Sin embargo, es algo buscado, premeditado. Así, en su segunda parte, con la víctima ya adulta, pasamos a un tratamiento de cámara al hombro, directa y nerviosa como un Winterbottom puesto de LSD, que nos enfrenta de golpe con dos catarsis: la que sufre en pantalla el personaje de Elisa – esplendida por cierto Aina Clotet – cuando ese trauma tanto tiempo reprimido aflora por fin a la superficie y provoca la lógica reacción entre histérica y desquiciada y la del espectador, que se ve de repente sin comerlo ni beberlo abocado a una película que nada tiene que ver con lo anteriormente expuesto. Ese buscado contraste será más o menos efectivo dependiendo de lo conectado o no que esté el espectador con la historia a esas alturas. Desde luego no ayuda gran cosa que aunque sea un evidente acierto dejar la violación en un pudoroso off, la situación en la que se da a entender que ésta tiene lugar sea difícilmente creíble, algo que sacará de inmediato de la película a los más exigentes con la coherencia interna del relato.
Personalmente, entiendo a aquellos que salieron enfadados con Elisa K. pero tal y como argumentaba el otro día al respecto de Blog, creo que hay que valorar los aciertos de una película que juega con los formatos narrativos – incluso se permite el lujo, en la escena del bar entre padre e hija que tiene lugar hacia el final, de guiñar un ojo pero no los dos oídos al afamado Tiro en la Cabeza de Jaime Rosales y de rematar con un plano que remite de forma ineludible al plano final de la película rumana Cuatro Meses, Tres Semanas, Dos Días de Christian Mungiu interpelando directamente al espectador - y que ofrece una alternativa a mi juicio nada desdeñable en su acercamiento a un tema harto difícil.

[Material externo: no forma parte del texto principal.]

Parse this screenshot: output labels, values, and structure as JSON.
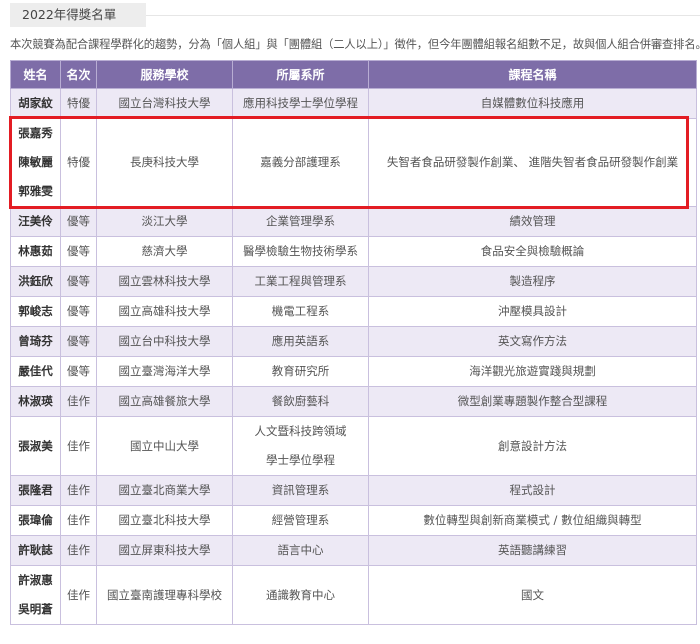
{
  "section": {
    "heading": "2022年得獎名單",
    "intro": "本次競賽為配合課程學群化的趨勢，分為「個人組」與「團體組（二人以上）」徵件，但今年團體組報名組數不足，故與個人組合併審查排名。"
  },
  "table": {
    "headers": [
      "姓名",
      "名次",
      "服務學校",
      "所屬系所",
      "課程名稱"
    ],
    "rows": [
      {
        "names": [
          "胡家紋"
        ],
        "rank": "特優",
        "school": "國立台灣科技大學",
        "dept": [
          "應用科技學士學位學程"
        ],
        "course": "自媒體數位科技應用",
        "highlight": false
      },
      {
        "names": [
          "張嘉秀",
          "陳敏麗",
          "郭雅雯"
        ],
        "rank": "特優",
        "school": "長庚科技大學",
        "dept": [
          "嘉義分部護理系"
        ],
        "course": "失智者食品研發製作創業、 進階失智者食品研發製作創業",
        "highlight": true
      },
      {
        "names": [
          "汪美伶"
        ],
        "rank": "優等",
        "school": "淡江大學",
        "dept": [
          "企業管理學系"
        ],
        "course": "績效管理",
        "highlight": false
      },
      {
        "names": [
          "林惠茹"
        ],
        "rank": "優等",
        "school": "慈濟大學",
        "dept": [
          "醫學檢驗生物技術學系"
        ],
        "course": "食品安全與檢驗概論",
        "highlight": false
      },
      {
        "names": [
          "洪鈺欣"
        ],
        "rank": "優等",
        "school": "國立雲林科技大學",
        "dept": [
          "工業工程與管理系"
        ],
        "course": "製造程序",
        "highlight": false
      },
      {
        "names": [
          "郭峻志"
        ],
        "rank": "優等",
        "school": "國立高雄科技大學",
        "dept": [
          "機電工程系"
        ],
        "course": "沖壓模具設計",
        "highlight": false
      },
      {
        "names": [
          "曾琦芬"
        ],
        "rank": "優等",
        "school": "國立台中科技大學",
        "dept": [
          "應用英語系"
        ],
        "course": "英文寫作方法",
        "highlight": false
      },
      {
        "names": [
          "嚴佳代"
        ],
        "rank": "優等",
        "school": "國立臺灣海洋大學",
        "dept": [
          "教育研究所"
        ],
        "course": "海洋觀光旅遊實踐與規劃",
        "highlight": false
      },
      {
        "names": [
          "林淑瑛"
        ],
        "rank": "佳作",
        "school": "國立高雄餐旅大學",
        "dept": [
          "餐飲廚藝科"
        ],
        "course": "微型創業專題製作整合型課程",
        "highlight": false
      },
      {
        "names": [
          "張淑美"
        ],
        "rank": "佳作",
        "school": "國立中山大學",
        "dept": [
          "人文暨科技跨領域",
          "學士學位學程"
        ],
        "course": "創意設計方法",
        "highlight": false
      },
      {
        "names": [
          "張隆君"
        ],
        "rank": "佳作",
        "school": "國立臺北商業大學",
        "dept": [
          "資訊管理系"
        ],
        "course": "程式設計",
        "highlight": false
      },
      {
        "names": [
          "張瑋倫"
        ],
        "rank": "佳作",
        "school": "國立臺北科技大學",
        "dept": [
          "經營管理系"
        ],
        "course": "數位轉型與創新商業模式 / 數位組織與轉型",
        "highlight": false
      },
      {
        "names": [
          "許耿誌"
        ],
        "rank": "佳作",
        "school": "國立屏東科技大學",
        "dept": [
          "語言中心"
        ],
        "course": "英語聽講練習",
        "highlight": false
      },
      {
        "names": [
          "許淑惠",
          "吳明蒼"
        ],
        "rank": "佳作",
        "school": "國立臺南護理專科學校",
        "dept": [
          "通識教育中心"
        ],
        "course": "國文",
        "highlight": false
      }
    ]
  },
  "colors": {
    "header_bg": "#7e6da8",
    "stripe_bg": "#ede9f5",
    "highlight_border": "#e31c23"
  }
}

Tampoco me parece mucho de recibo que gran parte de los ataques a la película se centren en la elección de esa voz en off omnipresente como recurso narrativo. Vale, a mi también me carga un poco pero a ver si va a resultar ahora - aunque el argumento, lo reconozco de antemano, sea una reducción al absurdo – que cuando Haneke lo utiliza en La Cinta Blanca es un genio y si lo hacen Colell y Cadena en Elisa K son unos impresentables. Tampoco hay que ponerse así, hombre.